How Career Ambitions Can Be Achieved

October 4th, 2008

By Peter Fisher

Are your career ambitions to be in a job that provides you with a sense of security, challenges you and ultimately makes you happy? But closely linked to the education one gets, the environment one grows up in, the people you interact with, career ambitions are complex and multi-dimensional. With a career change being necessary, for whatever the reason, job interest, performance capability and career ambitions are not necessarily aligned

Do you struggle with poor job choices, bad employment options, and frustrated career ambitions? Women often perfect their skills in larger corporations, but leave when their career ambitions are not fulfilled. A major setback for women in terms of careers is having children and part time or flexible working can mean career ambitions are curtailed.
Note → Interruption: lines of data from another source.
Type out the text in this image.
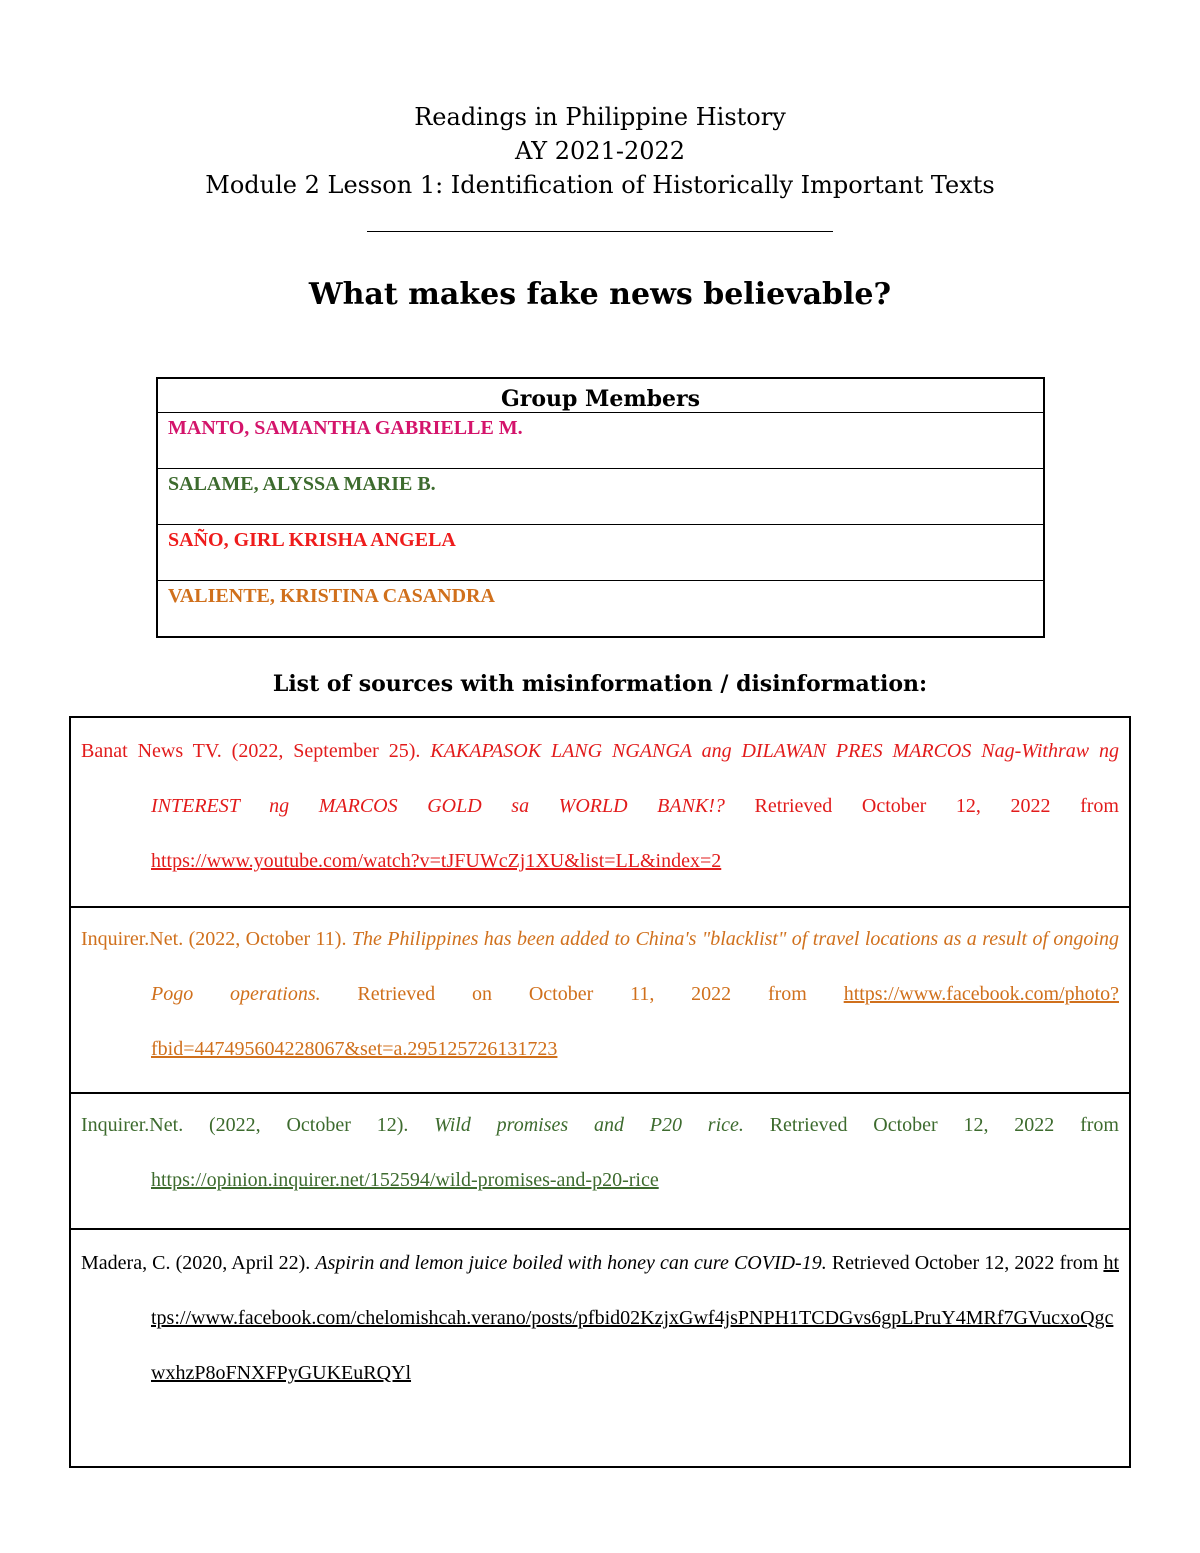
Readings in Philippine History
AY 2021-2022
Module 2 Lesson 1: Identification of Historically Important Texts
What makes fake news believable?
Group Members
MANTO, SAMANTHA GABRIELLE M.
SALAME, ALYSSA MARIE B.
SAÑO, GIRL KRISHA ANGELA
VALIENTE, KRISTINA CASANDRA
List of sources with misinformation / disinformation:
Banat News TV. (2022, September 25). KAKAPASOK LANG NGANGA ang DILAWAN PRES MARCOS Nag-Withraw ng INTEREST ng MARCOS GOLD sa WORLD BANK!? Retrieved October 12, 2022 from https://www.youtube.com/watch?v=tJFUWcZj1XU&list=LL&index=2

Inquirer.Net. (2022, October 11). The Philippines has been added to China's "blacklist" of travel locations as a result of ongoing Pogo operations. Retrieved on October 11, 2022 from https://www.facebook.com/photo?fbid=447495604228067&set=a.295125726131723

Inquirer.Net. (2022, October 12). Wild promises and P20 rice. Retrieved October 12, 2022 from https://opinion.inquirer.net/152594/wild-promises-and-p20-rice

Madera, C. (2020, April 22). Aspirin and lemon juice boiled with honey can cure COVID-19. Retrieved October 12, 2022 from https://www.facebook.com/chelomishcah.verano/posts/pfbid02KzjxGwf4jsPNPH1TCDGvs6gpLPruY4MRf7GVucxoQgcwxhzP8oFNXFPyGUKEuRQYl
It’s almost unbelievable that 30 years after the Sex Discrimination Act came into force, that half the population (no minority group here then) are being short changed and under represented in the most powerful positions

What Can You Do About It?

Keep yourself motivated and learning with a fresh professional challenge. Keep on the course that you have already set for yourself.

If you do poorly in an interview and do not receive an offer, it could be because of one or more of these common interview faults:

* Insufficient ability to describe your career direction;
* Failure to project your qualifications for the position;
* Apparent absence of personal initiative;
* Need for greater self-confidence;
* Inappropriate personal appearance or dress;
* Lack of knowledge of the company or firm;
* Inability to express yourself clearly;
* Failure to ask relevant questions

It is your responsibility to ensure the interviewer gets the information needed to make an employment decision in your favour. At the end of the interview you have the opportunity to ask questions covering new information and clarifying previous points such as: “How long is the training program?” or “Is this a new position?”

Finding Opportunities

Look at the internet every other day and join as many “jobs by email” lists as possible. Go for any job remotely connected to what you want to do, even if they ask for something you haven’t got; you can find out about skills in demand and if you get an interview then you can demonstrate your abilities to learn.

Cover Letters Are More Important Than Resumes

October 4th, 2008

By Mike Perras

As a long time recruiter, coach and teacher, I have seen many aspects of the Job Search process change over the years. And bar none, nothing has evolved more in your job search process than the art of good cover letter writing. Regardless of what you may been reading today or what other experts are saying, think of it as a process and you’ll understand it very clearly:

The Job Search Process:

- I need a job or a better job & I need a company to notice me and for them to call me

Isn’t that it in a nutshell? Nothing else matters! The process today is simply getting noticed enough to have a company go to the next stage.

- your cover letter = first level of interest, your resume = your obvious qualifications and your job interview = the final step, your hire ability!

The real you comes out in your cover letter, it’s an introduction and in that simple introduction you have to make that Real You stand out. We already assume that your resume qualifies you, but with a better cover letter as your introduction, the rest just doesn’t matter. If they don’t get past the cover letter, your qualifications, as great as they may be, just won’t get the recognition they deserve. That’s as simple as I can put it.

Resumes need to be good, whether they are functional or chronological. But at the end of the day, they don’t get tweaked too much. Altered slightly to best fit the job at hand yes, but that is still only a minor alteration. After all your resume is a blueprint at best, where you’ve been, what you’ve achieved, core competencies etc. There is only so much you can tweak in that area. But your cover letter now, is the real challenge. It needs to be altered for every possible career opportunity. Anything less is a template cover letter!

Your cover letter always need to be tweaked exactly right for every job you apply for. These days the template cover letter is absolutely dead. They will never stand out, as everyone else is sending exactly the same thing, that’s what templates are, a sort of cookie cutter approach. And trust me, recruiters have seen thousands of letters, a stand out letter is rare and does just that, it really stands out when you write from the heart, a genuine, sincere and real person behind the word, gets noticed every time.

Remember the process. A recruiter reads your cover letter, when it’s interesting enough, they want to read your resume, where you detail your already qualified status and thus an job interview is arranged. But that process is all about your cover letter first!

Think of it this way, from a recruiter’s point of view. I receive 100 letters and resumes and all the resumes are about the same quality. How do I decide who to interview. Again, it’ll always come back to that amazing cover letter, that real you, they read as your introduction. This is the area we struggle with, as we are actually selling ourselves in the cover letter, like it or not, that’s exactly what you are doing. Selling and telling! The resume doesn’t sell you, it’s a blueprint, a static page of information. They have to get through the cover letter to get to the resume. So the bottom line is prepare your resume first, you’ll need that as reference when writing a truly solid sales cover letter of introduction.

After your cover letter, the next obvious skill you really need to master is the art of the job interview itself. Again, that’ll come down to being real and your ability to articulate and communicate well any of your skills, experiences etc. Most people dread the job interview and rightly so, one needs to properly prepare. But most people don’t even get a job interview because they missed the single most important step, the cover letter.